The notion of Status Quo – or the current state of things – in the realm of technology can also be viewed as a concept of standing still – as in not falling down, but also not moving forward. The technology realm is guided by Moore’s Law that states, “overall processing power will double every two years.”
This exponential expansion when applied to schools and school districts manifests in infrastructure requirements and device counts growing in the thousands of percentiles – imagine the growth of moving from one computer per staff member to one computer per student, and the impact on wireless and wired network capacity.
If organizations are not advancing at the pace of technological growth, they are, in essence, losing ground to the rest of the community. Worse yet, if obsolescence or disfunction of any sort become part of the infrastructure or organizational environment (Ed Tech and IT), the status quo is really not.
Some of these characteristics can be observed in a school district’s inability to report data effectively – both internally (Chronic Absenteeism) and externally (State Reporting data), respond efficiently and effectively to projects and requests, and foster a cohesive strategic cooperation between instruction and IT operations.
The Leapfrog Effect
The leapfrog effect takes its name from the schoolyard game of Leapfrog where students form a line and the students stoop down while the rearmost student leaps over the others in sequence as the whole chain of students advances forward. This concept as applied to technology strategy endeavors not to just move forward by one step at a time in a gradual progression from status quo to phase 1, and phase 2, but to move from status quo to phase 2 by executing phase 1 and phase two at the same time.

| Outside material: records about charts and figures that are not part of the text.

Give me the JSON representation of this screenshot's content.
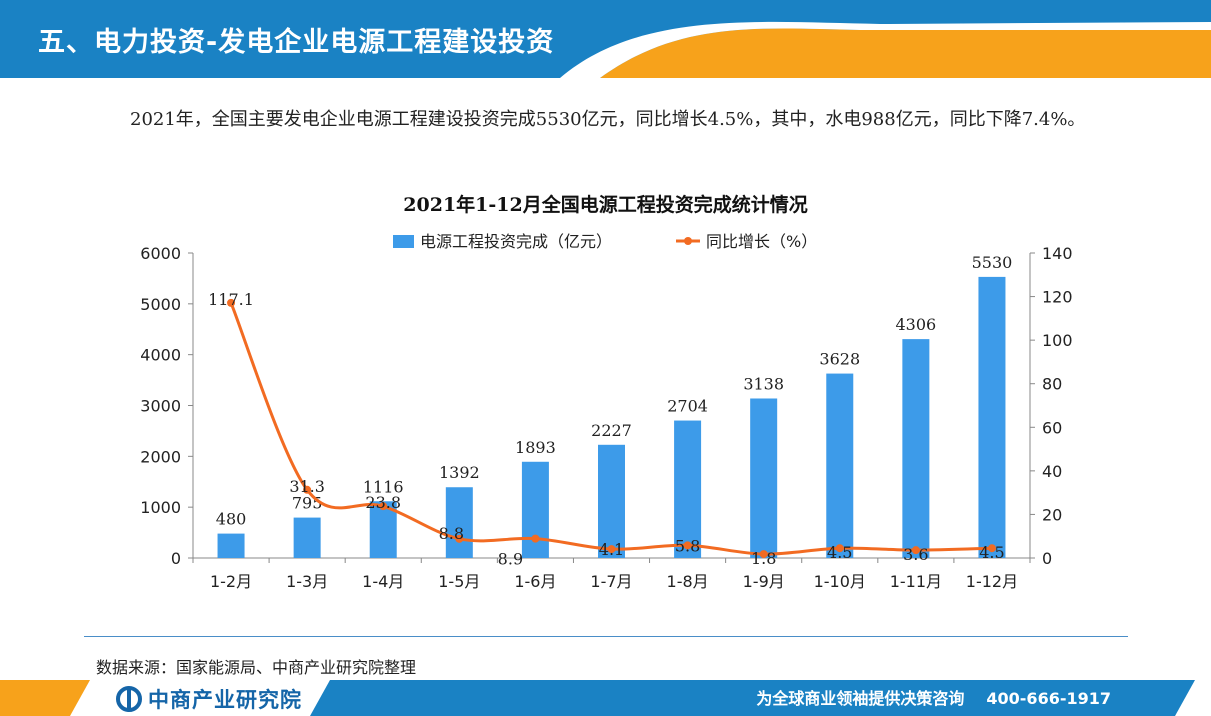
{
  "header": {
    "title": "五、电力投资-发电企业电源工程建设投资"
  },
  "intro": {
    "text": "2021年，全国主要发电企业电源工程建设投资完成5530亿元，同比增长4.5%，其中，水电988亿元，同比下降7.4%。"
  },
  "chart_data": {
    "type": "bar+line",
    "title": "2021年1-12月全国电源工程投资完成统计情况",
    "categories": [
      "1-2月",
      "1-3月",
      "1-4月",
      "1-5月",
      "1-6月",
      "1-7月",
      "1-8月",
      "1-9月",
      "1-10月",
      "1-11月",
      "1-12月"
    ],
    "series": [
      {
        "name": "电源工程投资完成（亿元）",
        "type": "bar",
        "axis": "left",
        "color": "#3d9be9",
        "values": [
          480,
          795,
          1116,
          1392,
          1893,
          2227,
          2704,
          3138,
          3628,
          4306,
          5530
        ],
        "labels": [
          "480",
          "795",
          "1116",
          "1392",
          "1893",
          "2227",
          "2704",
          "3138",
          "3628",
          "4306",
          "5530"
        ]
      },
      {
        "name": "同比增长（%）",
        "type": "line",
        "axis": "right",
        "color": "#f26b22",
        "values": [
          117.1,
          31.3,
          23.8,
          8.8,
          8.9,
          4.1,
          5.8,
          1.8,
          4.5,
          3.6,
          4.5
        ],
        "labels": [
          "117.1",
          "31.3",
          "23.8",
          "8.8",
          "8.9",
          "4.1",
          "5.8",
          "1.8",
          "4.5",
          "3.6",
          "4.5"
        ]
      }
    ],
    "y_left": {
      "min": 0,
      "max": 6000,
      "ticks": [
        "0",
        "1000",
        "2000",
        "3000",
        "4000",
        "5000",
        "6000"
      ]
    },
    "y_right": {
      "min": 0,
      "max": 140,
      "ticks": [
        "0",
        "20",
        "40",
        "60",
        "80",
        "100",
        "120",
        "140"
      ]
    },
    "legend": "top-center",
    "grid": false
  },
  "source": {
    "text": "数据来源：国家能源局、中商产业研究院整理"
  },
  "footer": {
    "logo_text": "中商产业研究院",
    "slogan": "为全球商业领袖提供决策咨询",
    "phone": "400-666-1917"
  },
  "colors": {
    "header_blue": "#1a82c4",
    "accent_orange": "#f7a21b",
    "bar_blue": "#3d9be9",
    "line_orange": "#f26b22"
  }
}
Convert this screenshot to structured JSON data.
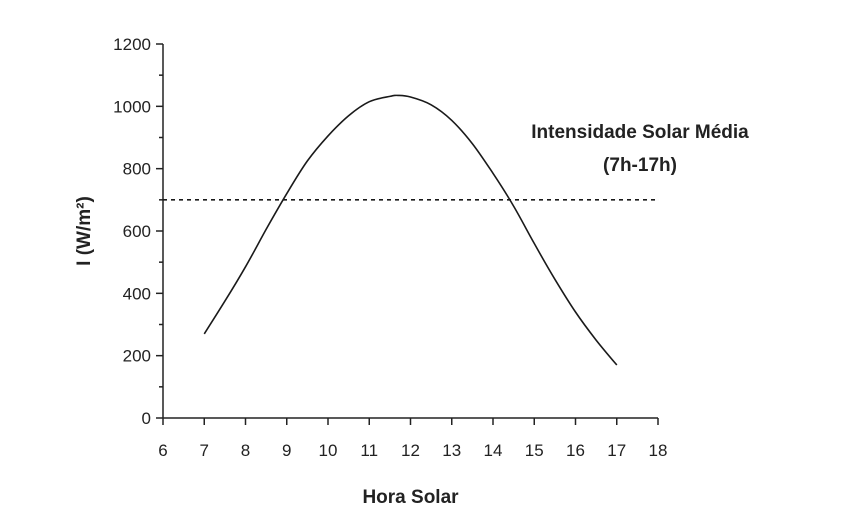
{
  "chart_data": {
    "type": "line",
    "xlabel": "Hora Solar",
    "ylabel": "I (W/m²)",
    "xlim": [
      6,
      18
    ],
    "ylim": [
      0,
      1200
    ],
    "x_ticks": [
      6,
      7,
      8,
      9,
      10,
      11,
      12,
      13,
      14,
      15,
      16,
      17,
      18
    ],
    "y_ticks": [
      0,
      200,
      400,
      600,
      800,
      1000,
      1200
    ],
    "grid": false,
    "series": [
      {
        "style": "solid",
        "color": "#1a1a1a",
        "x": [
          7,
          7.5,
          8,
          8.5,
          9,
          9.5,
          10,
          10.5,
          11,
          11.5,
          11.7,
          12,
          12.5,
          13,
          13.5,
          14,
          14.5,
          15,
          15.5,
          16,
          16.5,
          17
        ],
        "y": [
          270,
          375,
          485,
          605,
          720,
          825,
          905,
          970,
          1015,
          1032,
          1035,
          1030,
          1005,
          955,
          880,
          785,
          680,
          560,
          445,
          340,
          250,
          170
        ]
      },
      {
        "style": "dashed",
        "color": "#1a1a1a",
        "x": [
          6,
          18
        ],
        "y": [
          700,
          700
        ]
      }
    ],
    "annotations": [
      {
        "line1": "Intensidade Solar Média",
        "line2": "(7h-17h)",
        "x": 14.5,
        "y": 900
      }
    ]
  }
}
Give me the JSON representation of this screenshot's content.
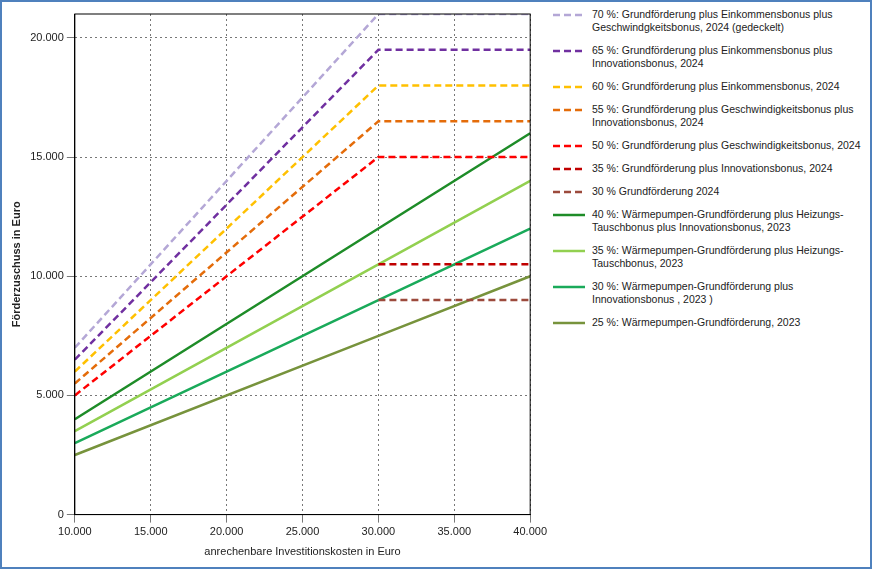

In effect, if the status quo is currently in a state of ineffective and inefficient, then addressing and remediating these inefficiencies can be one leap, while advancing to strategic innovations at the same time.
The concept of disruption is well documented both for business as well as in education. The book by Clayton Christensen “Disrupting Class” has been widely read in education circles. Fundamentally, the concept is similar to the leapfrog effect but to a larger impact. Instead of incremental and sequential improvements and innovations, disruption breaks the progression and redefines a new starting point well beyond the classic incremental progression. By seeking to disrupt the typical path of improvement and innovation, the strategy seeks to move beyond the traditional metrics and milestones and set a broader set of goals, and a faster pace.
Instructional & Technological Innovation Strategy
The Innovation Strategy chart details an example of an improvement strategy for both the Instructional Technology and Information Technology services departments. The progression (moving from bottom to top) shows factors of inefficiency and ineffectiveness that may be symptoms of disfunction or lack of structure or process below the RED LINE OF DISCONTENT, and progressively complex factors moving up from the red line.
This is not to state that an organization is at or below the red line, only to demonstrate how an improvement and innovation strategy might deliver more complex and innovative instructional and operational support systems.
The higher levels of this strategy focus on more leveraged and complex integration, customization and instructional trends.
On the instruction side – use of LMS, content development and content redefinition (SAMR) are on the top. On the technical side – integration of data systems and report, analytics and decision support, and student access to performance and outreach services top the list.
By disrupting the progression and seeking a new baseline above the red line, organizations can disrupt the slow moving progression suffered by many a school or business.